Schmitt D, Nill S, Roeder F, Herfarth K, Oelfke U
German Cancer Research Center, Heidelberg, Germany.
Heidelberg University Hospital, Heidelberg, Germany.
Med Phys. 2012 Jun;39(6Part8):3686. doi: 10.1118/1.4734984.
Evaluation of different calculation methods for dose modification due to intrafraction prostate motion using film measurements as ground truth.
We acquired intrafraction motion data with the Calypso tumor tracking system by Varian Medical Systems Inc for 4 prostate IMRT patients treated with 35 fractions each. These motion data were transferred to a phantom platform which reproduces the observed motion and has a 20 cm diameter cylindrical solid water phantom mounted. For each patient all fractions were irradiated on one radiochromic MD-V2-55 film placed in the isocentric transversal slice of this phantom. These films serve as ground truth for three calculation Methods: 1) Recalculation of the plan with shifted target point for every segment with the segment's mean Calypso position. 2)+3) Convolution of the static dose distribution with a probability density function of the observed positions. For 2) only Calypso positions with activated beam on signal were used whereas for 3) all Calypso positions between the first and the last beam on signal for all fractions were employed. The comparisons between films and calculated dose distributions were made with the verification software VeriSoft 3.2 (PTW, Freiburg, Germany) where an 8×8 cm̂2 ROI around the isocenter was selected for gamma evaluation.

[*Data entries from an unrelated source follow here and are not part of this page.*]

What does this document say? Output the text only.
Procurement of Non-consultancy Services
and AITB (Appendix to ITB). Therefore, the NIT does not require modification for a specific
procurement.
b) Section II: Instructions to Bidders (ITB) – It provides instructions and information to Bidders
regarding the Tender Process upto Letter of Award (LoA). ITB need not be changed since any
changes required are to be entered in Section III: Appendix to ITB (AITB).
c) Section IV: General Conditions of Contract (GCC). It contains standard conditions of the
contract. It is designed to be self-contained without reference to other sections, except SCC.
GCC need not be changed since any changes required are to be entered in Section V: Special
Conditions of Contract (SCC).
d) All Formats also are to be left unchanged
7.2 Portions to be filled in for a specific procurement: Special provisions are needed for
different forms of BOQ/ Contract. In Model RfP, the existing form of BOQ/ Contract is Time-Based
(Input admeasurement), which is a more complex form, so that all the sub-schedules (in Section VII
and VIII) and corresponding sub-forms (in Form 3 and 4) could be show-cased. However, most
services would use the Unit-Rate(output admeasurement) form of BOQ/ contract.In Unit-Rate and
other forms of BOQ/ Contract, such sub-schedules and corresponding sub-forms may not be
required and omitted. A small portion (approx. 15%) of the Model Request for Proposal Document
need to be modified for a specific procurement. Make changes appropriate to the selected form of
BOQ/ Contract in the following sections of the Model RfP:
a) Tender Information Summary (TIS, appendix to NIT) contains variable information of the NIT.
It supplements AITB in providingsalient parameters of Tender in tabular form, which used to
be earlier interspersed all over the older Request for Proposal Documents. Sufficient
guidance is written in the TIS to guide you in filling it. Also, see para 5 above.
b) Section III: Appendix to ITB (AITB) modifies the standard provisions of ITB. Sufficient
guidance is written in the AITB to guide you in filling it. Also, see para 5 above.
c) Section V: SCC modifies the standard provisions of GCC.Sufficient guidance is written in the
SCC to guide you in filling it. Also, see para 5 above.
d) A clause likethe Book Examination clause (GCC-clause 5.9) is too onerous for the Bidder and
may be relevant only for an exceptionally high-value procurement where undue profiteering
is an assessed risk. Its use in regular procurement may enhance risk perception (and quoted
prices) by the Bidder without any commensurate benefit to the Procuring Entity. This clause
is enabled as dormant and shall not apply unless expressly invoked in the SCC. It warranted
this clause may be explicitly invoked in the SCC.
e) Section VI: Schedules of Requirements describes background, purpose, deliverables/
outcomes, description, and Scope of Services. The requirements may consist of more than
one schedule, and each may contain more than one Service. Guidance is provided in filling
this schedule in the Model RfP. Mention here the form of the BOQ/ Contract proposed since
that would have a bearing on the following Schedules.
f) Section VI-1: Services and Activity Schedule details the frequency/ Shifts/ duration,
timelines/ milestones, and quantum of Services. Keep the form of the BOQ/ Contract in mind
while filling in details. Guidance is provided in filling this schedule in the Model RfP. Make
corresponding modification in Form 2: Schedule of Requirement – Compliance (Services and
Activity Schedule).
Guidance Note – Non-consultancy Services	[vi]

The segment shifted plans reach 3%/3mm gamma values above 90% against the films for all four patients. For both convolution methods three values are above 90%, only for the patient with the largest intrafraction motion they decrease to 89%.
Shifting of the target point for every segment is well suited to estimate the dosimetric consequences of intrafraction prostate motion. This may facilitate the evaluation of different margin sizes or dose prescribing recipes under different motion conditions. If such a lengthy calculation is not possible, a convolution with motion data can be used for acceptable results, too. Our work was partially supported by Siemens Healthcare and Varian Medical Systems Inc.
以胶片测量结果作为基准事实,评估因分次内前列腺运动而进行剂量修正的不同计算方法。
我们使用Varian Medical Systems公司的Calypso肿瘤追踪系统获取了4例接受前列腺调强放疗(IMRT)的患者的分次内运动数据,每位患者均接受35次分割治疗。这些运动数据被传输到一个体模平台,该平台可重现观察到的运动,并安装了一个直径为20 cm的圆柱形固体水模体。对于每位患者,所有分割均在放置于该体模等中心横向切片的一张放射变色MD-V2-55胶片上进行照射。这些胶片作为三种计算方法的基准事实:1)使用各射野段的平均Calypso位置对每个射野段的计划进行靶区移位重计算。2)+3)将静态剂量分布与观察位置的概率密度函数进行卷积。对于2),仅使用射野开启信号时的Calypso位置,而对于3),则采用所有分割中第一个和最后一个射野开启信号之间的所有Calypso位置。使用验证软件VeriSoft 3.2(德国弗莱堡PTW公司)对胶片和计算得到的剂量分布进行比较,在等中心周围选择一个8×8 cm²的感兴趣区(ROI)进行γ评估。
对于所有4例患者,射野段移位计划相对于胶片的γ值在3%/3 mm时均达到90%以上。对于两种卷积方法,三例患者的值均高于90%,仅对于分次内运动最大的患者,该值降至89%。
对每个射野段进行靶区移位非常适合于估计分次内前列腺运动的剂量学后果。这可能有助于评估不同运动条件下不同边界大小或剂量处方方案。如果无法进行如此冗长的计算,使用运动数据进行卷积也可得到可接受的结果。我们的工作部分得到了西门子医疗和Varian Medical Systems公司的支持。